Optimalisasi Peran HMI, PMII, dan IMM


Peran HMI, PMII, dan IMM sangat penting dan signifikan dalam
membendung paham radikalisme. Untuk itu, tiga organisasi
mahasiswa Islam moderat ini juga perlu mengevaluasi pola
pembinaan dan strategi dakwahnya di kampus.

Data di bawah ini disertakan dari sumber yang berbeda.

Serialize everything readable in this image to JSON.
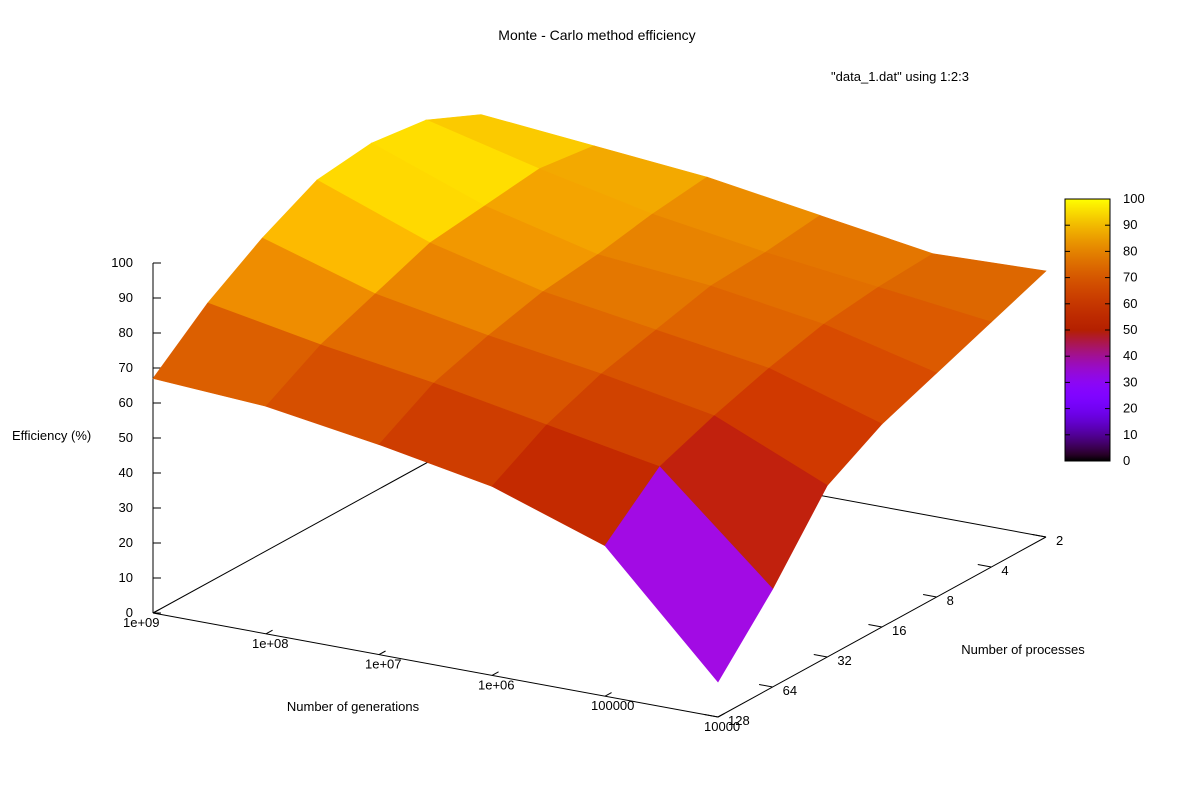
{
  "chart_data": {
    "type": "surface3d",
    "title": "Monte - Carlo method efficiency",
    "legend": "\"data_1.dat\" using 1:2:3",
    "xlabel": "Number of generations",
    "ylabel": "Number of processes",
    "zlabel": "Efficiency (%)",
    "x_ticks": [
      "1e+09",
      "1e+08",
      "1e+07",
      "1e+06",
      "100000",
      "10000"
    ],
    "y_ticks": [
      "2",
      "4",
      "8",
      "16",
      "32",
      "64",
      "128"
    ],
    "z_ticks": [
      "0",
      "10",
      "20",
      "30",
      "40",
      "50",
      "60",
      "70",
      "80",
      "90",
      "100"
    ],
    "zlim": [
      0,
      100
    ],
    "colorbar_ticks": [
      "0",
      "10",
      "20",
      "30",
      "40",
      "50",
      "60",
      "70",
      "80",
      "90",
      "100"
    ],
    "colorbar_range": [
      0,
      100
    ],
    "surface": {
      "generations": [
        1000000000,
        100000000,
        10000000,
        1000000,
        100000,
        10000
      ],
      "processes": [
        128,
        64,
        32,
        16,
        8,
        4,
        2
      ],
      "efficiency": [
        [
          67,
          80,
          90,
          98,
          100,
          98,
          91
        ],
        [
          65,
          74,
          80,
          86,
          88,
          90,
          88
        ],
        [
          60,
          69,
          74,
          78,
          80,
          83,
          85
        ],
        [
          54,
          63,
          69,
          73,
          77,
          78,
          80
        ],
        [
          43,
          57,
          63,
          68,
          72,
          74,
          75
        ],
        [
          10,
          28,
          49,
          58,
          64,
          70,
          76
        ]
      ]
    }
  }
}
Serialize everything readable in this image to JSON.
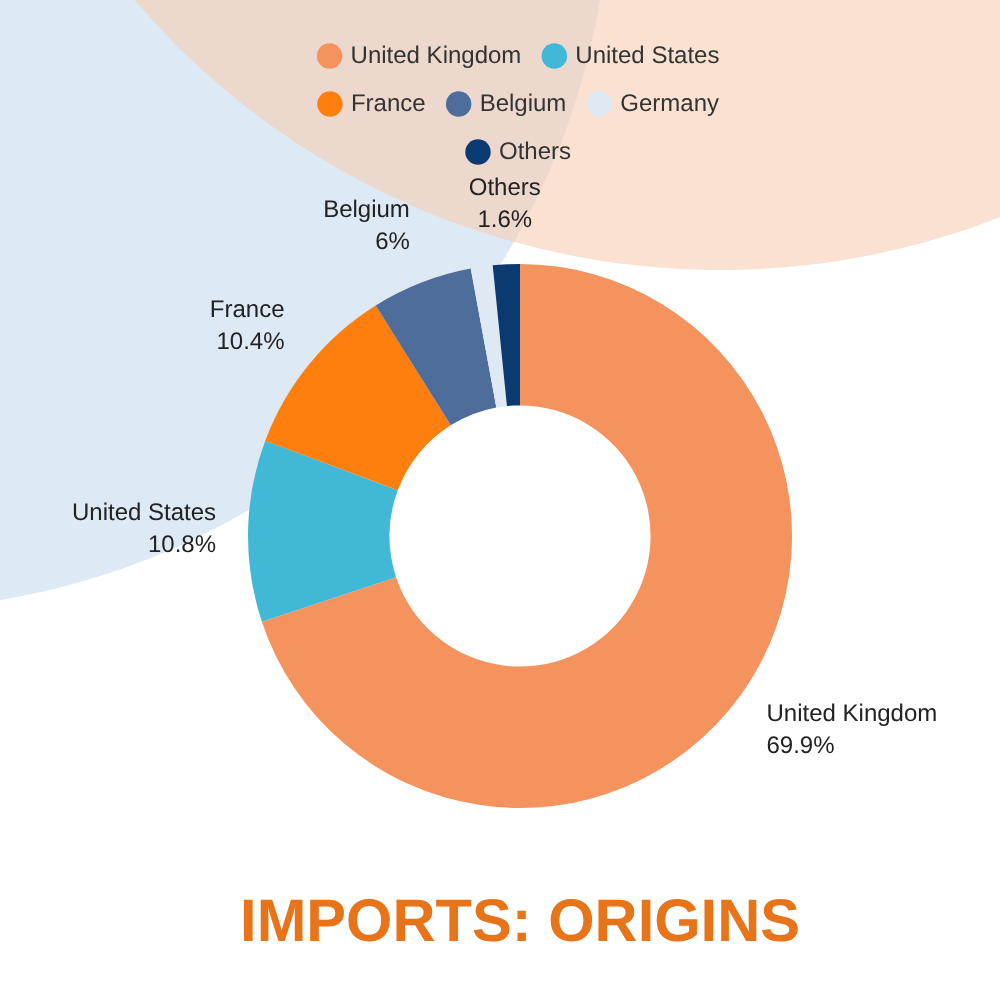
{
  "chart_data": {
    "type": "donut",
    "title": "IMPORTS: ORIGINS",
    "categories": [
      "United Kingdom",
      "United States",
      "France",
      "Belgium",
      "Germany",
      "Others"
    ],
    "values": [
      69.9,
      10.8,
      10.4,
      6,
      1.3,
      1.6
    ],
    "value_labels": [
      "69.9%",
      "10.8%",
      "10.4%",
      "6%",
      null,
      "1.6%"
    ],
    "colors": [
      "#f4935e",
      "#41b8d5",
      "#ff7f0e",
      "#4f6d9a",
      "#dfe9f4",
      "#0b3a70"
    ],
    "legend": "top"
  }
}
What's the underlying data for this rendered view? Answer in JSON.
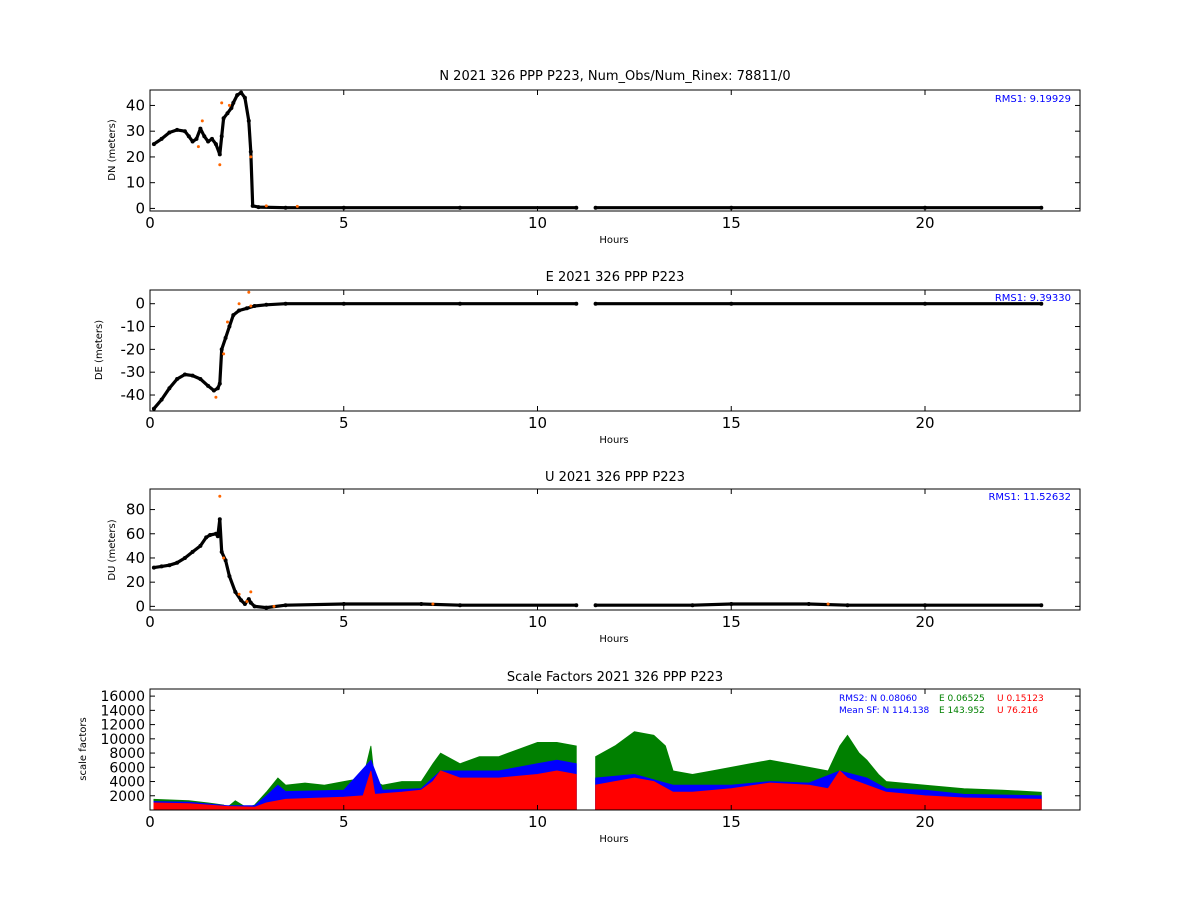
{
  "chart_data": [
    {
      "type": "scatter",
      "title": "N 2021 326 PPP  P223, Num_Obs/Num_Rinex: 78811/0",
      "xlabel": "Hours",
      "ylabel": "DN (meters)",
      "xlim": [
        0,
        24
      ],
      "ylim": [
        -1,
        46
      ],
      "xticks": [
        0,
        5,
        10,
        15,
        20
      ],
      "yticks": [
        0,
        10,
        20,
        30,
        40
      ],
      "annotations": [
        {
          "text": "RMS1:  9.19929",
          "color": "#0000ff",
          "position": "top-right"
        }
      ],
      "series": [
        {
          "color": "#000000",
          "points": [
            [
              0.1,
              25
            ],
            [
              0.3,
              27
            ],
            [
              0.5,
              29.5
            ],
            [
              0.7,
              30.5
            ],
            [
              0.9,
              30
            ],
            [
              1.0,
              28
            ],
            [
              1.1,
              26
            ],
            [
              1.2,
              27
            ],
            [
              1.3,
              31
            ],
            [
              1.4,
              28
            ],
            [
              1.5,
              26
            ],
            [
              1.6,
              27
            ],
            [
              1.7,
              25
            ],
            [
              1.8,
              21
            ],
            [
              1.85,
              28
            ],
            [
              1.9,
              35
            ],
            [
              2.0,
              37
            ],
            [
              2.1,
              39
            ],
            [
              2.15,
              41
            ],
            [
              2.25,
              44
            ],
            [
              2.35,
              45
            ],
            [
              2.45,
              43
            ],
            [
              2.55,
              34
            ],
            [
              2.6,
              22
            ],
            [
              2.65,
              1
            ],
            [
              2.8,
              0.5
            ],
            [
              3.5,
              0.3
            ],
            [
              5,
              0.3
            ],
            [
              8,
              0.3
            ],
            [
              11,
              0.3
            ],
            [
              null,
              null
            ],
            [
              11.5,
              0.3
            ],
            [
              15,
              0.3
            ],
            [
              20,
              0.3
            ],
            [
              23,
              0.3
            ]
          ]
        },
        {
          "color": "#ff6600",
          "points": [
            [
              1.25,
              24
            ],
            [
              1.35,
              34
            ],
            [
              1.8,
              17
            ],
            [
              1.85,
              41
            ],
            [
              2.05,
              40
            ],
            [
              2.6,
              20
            ],
            [
              3.0,
              1
            ],
            [
              3.8,
              0.8
            ]
          ]
        }
      ]
    },
    {
      "type": "scatter",
      "title": "E 2021 326 PPP  P223",
      "xlabel": "Hours",
      "ylabel": "DE (meters)",
      "xlim": [
        0,
        24
      ],
      "ylim": [
        -47,
        6
      ],
      "xticks": [
        0,
        5,
        10,
        15,
        20
      ],
      "yticks": [
        -40,
        -30,
        -20,
        -10,
        0
      ],
      "annotations": [
        {
          "text": "RMS1:  9.39330",
          "color": "#0000ff",
          "position": "top-right"
        }
      ],
      "series": [
        {
          "color": "#000000",
          "points": [
            [
              0.1,
              -46
            ],
            [
              0.3,
              -42
            ],
            [
              0.5,
              -37
            ],
            [
              0.7,
              -33
            ],
            [
              0.9,
              -31
            ],
            [
              1.1,
              -31.5
            ],
            [
              1.3,
              -33
            ],
            [
              1.5,
              -36
            ],
            [
              1.65,
              -38
            ],
            [
              1.75,
              -37
            ],
            [
              1.8,
              -35
            ],
            [
              1.85,
              -20
            ],
            [
              1.95,
              -15
            ],
            [
              2.05,
              -10
            ],
            [
              2.15,
              -5
            ],
            [
              2.3,
              -3
            ],
            [
              2.5,
              -2
            ],
            [
              2.7,
              -1
            ],
            [
              3.0,
              -0.5
            ],
            [
              3.5,
              0
            ],
            [
              5,
              0
            ],
            [
              8,
              0
            ],
            [
              11,
              0
            ],
            [
              null,
              null
            ],
            [
              11.5,
              0
            ],
            [
              15,
              0
            ],
            [
              20,
              0
            ],
            [
              23,
              0
            ]
          ]
        },
        {
          "color": "#ff6600",
          "points": [
            [
              1.7,
              -41
            ],
            [
              1.9,
              -22
            ],
            [
              2.0,
              -8
            ],
            [
              2.3,
              0
            ],
            [
              2.55,
              5
            ],
            [
              2.6,
              -1
            ]
          ]
        }
      ]
    },
    {
      "type": "scatter",
      "title": "U 2021 326 PPP  P223",
      "xlabel": "Hours",
      "ylabel": "DU (meters)",
      "xlim": [
        0,
        24
      ],
      "ylim": [
        -3,
        97
      ],
      "xticks": [
        0,
        5,
        10,
        15,
        20
      ],
      "yticks": [
        0,
        20,
        40,
        60,
        80
      ],
      "annotations": [
        {
          "text": "RMS1: 11.52632",
          "color": "#0000ff",
          "position": "top-right"
        }
      ],
      "series": [
        {
          "color": "#000000",
          "points": [
            [
              0.1,
              32
            ],
            [
              0.3,
              33
            ],
            [
              0.5,
              34
            ],
            [
              0.7,
              36
            ],
            [
              0.9,
              40
            ],
            [
              1.1,
              45
            ],
            [
              1.3,
              50
            ],
            [
              1.45,
              57
            ],
            [
              1.55,
              59
            ],
            [
              1.7,
              60
            ],
            [
              1.75,
              58
            ],
            [
              1.8,
              72
            ],
            [
              1.85,
              45
            ],
            [
              1.95,
              38
            ],
            [
              2.05,
              25
            ],
            [
              2.2,
              12
            ],
            [
              2.35,
              5
            ],
            [
              2.45,
              2
            ],
            [
              2.55,
              6
            ],
            [
              2.6,
              3
            ],
            [
              2.7,
              0
            ],
            [
              3.0,
              -1
            ],
            [
              3.5,
              1
            ],
            [
              5,
              2
            ],
            [
              7,
              2
            ],
            [
              8,
              1
            ],
            [
              11,
              1
            ],
            [
              null,
              null
            ],
            [
              11.5,
              1
            ],
            [
              14,
              1
            ],
            [
              15,
              2
            ],
            [
              17,
              2
            ],
            [
              18,
              1
            ],
            [
              20,
              1
            ],
            [
              23,
              1
            ]
          ]
        },
        {
          "color": "#ff6600",
          "points": [
            [
              1.8,
              91
            ],
            [
              1.9,
              40
            ],
            [
              2.3,
              10
            ],
            [
              2.5,
              4
            ],
            [
              2.6,
              12
            ],
            [
              3.2,
              0
            ],
            [
              7.3,
              2
            ],
            [
              17.5,
              2
            ]
          ]
        }
      ]
    },
    {
      "type": "scatter",
      "title": "Scale Factors 2021 326 PPP  P223",
      "xlabel": "Hours",
      "ylabel": "scale factors",
      "xlim": [
        0,
        24
      ],
      "ylim": [
        0,
        17000
      ],
      "xticks": [
        0,
        5,
        10,
        15,
        20
      ],
      "yticks": [
        2000,
        4000,
        6000,
        8000,
        10000,
        12000,
        14000,
        16000
      ],
      "stats": {
        "rms2": {
          "label": "RMS2: N  0.08060",
          "e": "E  0.06525",
          "u": "U  0.15123"
        },
        "mean_sf": {
          "label": "Mean SF: N 114.138",
          "e": "E 143.952",
          "u": "U  76.216"
        },
        "colors": {
          "n": "#0000ff",
          "e": "#008000",
          "u": "#ff0000"
        }
      },
      "series": [
        {
          "name": "E",
          "color": "#008000",
          "envelope": [
            [
              0.1,
              1500
            ],
            [
              1.0,
              1300
            ],
            [
              1.5,
              1000
            ],
            [
              1.9,
              700
            ],
            [
              2.0,
              400
            ],
            [
              2.2,
              1300
            ],
            [
              2.5,
              300
            ],
            [
              2.7,
              700
            ],
            [
              3.0,
              2500
            ],
            [
              3.3,
              4500
            ],
            [
              3.5,
              3500
            ],
            [
              4.0,
              3800
            ],
            [
              4.5,
              3500
            ],
            [
              5.0,
              4000
            ],
            [
              5.5,
              4500
            ],
            [
              5.7,
              9000
            ],
            [
              5.8,
              4000
            ],
            [
              6.0,
              3500
            ],
            [
              6.5,
              4000
            ],
            [
              7.0,
              4000
            ],
            [
              7.3,
              6500
            ],
            [
              7.5,
              8000
            ],
            [
              8.0,
              6500
            ],
            [
              8.5,
              7500
            ],
            [
              9.0,
              7500
            ],
            [
              9.5,
              8500
            ],
            [
              10.0,
              9500
            ],
            [
              10.5,
              9500
            ],
            [
              11.0,
              9000
            ],
            [
              null,
              null
            ],
            [
              11.5,
              7500
            ],
            [
              12.0,
              9000
            ],
            [
              12.5,
              11000
            ],
            [
              13.0,
              10500
            ],
            [
              13.3,
              9000
            ],
            [
              13.5,
              5500
            ],
            [
              14.0,
              5000
            ],
            [
              14.5,
              5500
            ],
            [
              15.0,
              6000
            ],
            [
              15.5,
              6500
            ],
            [
              16.0,
              7000
            ],
            [
              16.5,
              6500
            ],
            [
              17.0,
              6000
            ],
            [
              17.5,
              5500
            ],
            [
              17.8,
              9000
            ],
            [
              18.0,
              10500
            ],
            [
              18.3,
              8000
            ],
            [
              18.5,
              7000
            ],
            [
              18.8,
              5000
            ],
            [
              19.0,
              4000
            ],
            [
              20.0,
              3500
            ],
            [
              21.0,
              3000
            ],
            [
              22.0,
              2800
            ],
            [
              23.0,
              2500
            ]
          ]
        },
        {
          "name": "N",
          "color": "#0000ff",
          "envelope": [
            [
              0.1,
              1200
            ],
            [
              1.0,
              1100
            ],
            [
              2.0,
              600
            ],
            [
              2.7,
              600
            ],
            [
              3.0,
              2000
            ],
            [
              3.3,
              3500
            ],
            [
              3.5,
              2600
            ],
            [
              5.0,
              2800
            ],
            [
              5.7,
              7000
            ],
            [
              6.0,
              2800
            ],
            [
              7.0,
              3000
            ],
            [
              7.5,
              5500
            ],
            [
              9.0,
              5500
            ],
            [
              10.0,
              6500
            ],
            [
              10.5,
              7000
            ],
            [
              11.0,
              6500
            ],
            [
              null,
              null
            ],
            [
              11.5,
              4500
            ],
            [
              12.5,
              5000
            ],
            [
              13.5,
              3500
            ],
            [
              15.0,
              3500
            ],
            [
              16.0,
              4000
            ],
            [
              17.0,
              3800
            ],
            [
              17.8,
              5500
            ],
            [
              18.5,
              4500
            ],
            [
              19.0,
              3000
            ],
            [
              20.0,
              2800
            ],
            [
              21.0,
              2200
            ],
            [
              23.0,
              2000
            ]
          ]
        },
        {
          "name": "U",
          "color": "#ff0000",
          "envelope": [
            [
              0.1,
              1000
            ],
            [
              1.0,
              900
            ],
            [
              2.0,
              500
            ],
            [
              2.7,
              400
            ],
            [
              3.0,
              1000
            ],
            [
              3.5,
              1500
            ],
            [
              5.0,
              1800
            ],
            [
              5.5,
              2000
            ],
            [
              5.7,
              5500
            ],
            [
              5.8,
              2200
            ],
            [
              6.5,
              2500
            ],
            [
              7.0,
              2800
            ],
            [
              7.3,
              4000
            ],
            [
              7.5,
              5500
            ],
            [
              8.0,
              4500
            ],
            [
              9.0,
              4500
            ],
            [
              10.0,
              5000
            ],
            [
              10.5,
              5500
            ],
            [
              11.0,
              5000
            ],
            [
              null,
              null
            ],
            [
              11.5,
              3500
            ],
            [
              12.0,
              4000
            ],
            [
              12.5,
              4500
            ],
            [
              13.0,
              4000
            ],
            [
              13.5,
              2500
            ],
            [
              14.0,
              2500
            ],
            [
              15.0,
              3000
            ],
            [
              16.0,
              3800
            ],
            [
              17.0,
              3500
            ],
            [
              17.5,
              3000
            ],
            [
              17.8,
              5500
            ],
            [
              18.0,
              4500
            ],
            [
              18.5,
              3500
            ],
            [
              19.0,
              2500
            ],
            [
              20.0,
              2000
            ],
            [
              21.0,
              1700
            ],
            [
              23.0,
              1500
            ]
          ]
        }
      ]
    }
  ]
}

Adanya kritik bahwa kader HMI, PMII dan IMM jauh dari masjid
kampus, kurang kajian keislaman yang menitiberatkan kepada
pembinaan kesholehan beragama, terlalu sibuk dengan politik
kampus dan saling gesekan antar sesama dan sederet kritik
lainnya dapat menjadi refleksi kendati tidak sepenuhnya benar.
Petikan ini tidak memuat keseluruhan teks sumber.